Problem Solving

A certain league has four divisions. The respective divisions had 9, 10, 11, and 12 teams qualify for the playoffs. Each division held its own double-elimination tournament -- where a team is eliminated from the tournament upon losing two games -- in order to determine its champion. The four division champions then played in a single-elimination tournament -- where a team is eliminated upon losing one game -- in order to determine the overall league champion. Assuming that there were no ties and no forfeits, what is the maximum number of games that could have been played in order to determine the overall league champion?
(A) 79
(B) 83
(C) 85
(D) 87
(E) 88

Not sure if it can be a GMAT one..but it took more that 2 minutes for me

here is what I got,
to maximize the number of matches ,for each division double-elimination tournament every team has to loose one match in first round
taking this in account
Division with 9 team
round---matches--team Left
--1---------9------------9
--2---------4------------5
--3---------2------------3
--4---------1------------2
--5---------1------------1
total 9+4+2+1+1=17

For Division with 10 team first and second round each will have 1 match extra..so total 17+2=19
similarly Division with 11 team will play total 19+2=21
and Division with 12 team will play total 21+2=23
total 17+19+21+23=80
After that among the 4 teams 2+1=3 matches will be played
so total [spoiler]80+3=83[/spoiler]
Ans option B

A certain league has four divisions. The respective divisions had 9, 10, 11, and 12 teams qualify for the playoffs. Each division held its own double-elimination tournament -- where a team is eliminated from the tournament upon losing two games -- in order to determine its champion. The four division champions then played in a single-elimination tournament -- where a team is eliminated upon losing one game -- in order to determine the overall league champion. Assuming that there were no ties and no forfeits, what is the maximum number of games that could have been played in order to determine the overall league champion?
(A) 79
(B) 83
(C) 85
(D) 87
(E) 88

for each division its double elimination
so for example division 1 no. of team is 9
for team to eliminate from division they have to lose twice hence Maximum number of matches = 2*9 -1 (because one will be champion of div and he can lose 1 match) = 17
similarly for div2 no. of team is 10 ==> max. number of matches = 2*10 -1 = 19
for div3 no. of team 11 => max. no. of matches = 2*11 -1 = 21
for div4 no. of team 12 => max. no. of matches = 2*12 - 1 = 23
Second round 4 teams and elimination criteria lose 1 match
Hence max. no. of match in 2nd round = 3
total nu. of matches = 17 + 19 +21 + 23 +3 = 83

There are two different approaches to solving this problem. The first employs a purely algebraic approach, as follows: Let us assume there are n teams in a double-elimination tournament. In order to crown a champion, n - 1 teams must be eliminated, each losing exactly two games. Thus, the minimum number of games played in order to eliminate all but one of the teams is 2(n - 1). At the time when the (n - 1)th team is eliminated, the surviving team (the division champion) either has one loss or no losses, adding at most one more game to the total played. Thus, the maximum number of games that can be played in an n-team double-elimination tournament is 2(n - 1) + 1. There were four divisions with 9, 10, 11, and 12 teams each. The maximum number of games that could have been played in order to determine the four division champions was (2(8) + 1) + (2(9) + 1) + (2(10) + 1) + (2(11) + 1) = 17 + 19 + 21 + 23 = 80.

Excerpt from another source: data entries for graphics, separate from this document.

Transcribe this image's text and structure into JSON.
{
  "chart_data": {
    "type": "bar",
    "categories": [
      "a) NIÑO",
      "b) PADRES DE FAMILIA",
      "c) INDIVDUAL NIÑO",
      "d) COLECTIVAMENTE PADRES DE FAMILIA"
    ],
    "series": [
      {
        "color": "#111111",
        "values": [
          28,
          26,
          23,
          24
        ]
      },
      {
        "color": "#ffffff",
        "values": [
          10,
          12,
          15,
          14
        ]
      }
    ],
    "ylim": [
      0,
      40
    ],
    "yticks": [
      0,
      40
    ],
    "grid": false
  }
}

The 9-team division) lets count minuses; 8 teams can have 2 minuses and one (a champion) can have 1 minus. Total 17 minuses((2(8) + 1)).

The 10-team division) lets count minuses; 9 teams can have 2 minuses and one (a champion) can have 1 minus. Total 19 minuses((2(9) + 1)).

the 11-team division) lets count minuses; 10 teams can have 2 minuses and one (a champion) can have 1 minus. Total 21 minuses((2(10) + 1)).

the 12-team division) lets count minuses; 11 teams can have 2 minuses and one (a champion) can have 1 minus. Total 23 minuses((2(11) + 1)).

Now you have 4 teams. 1 loss gets a team kicked out. If you have 3 games, there are 3 losses and 3 teams are kicked out. You have a final winner!
Hence the total number of games = 80 + 3 = 83.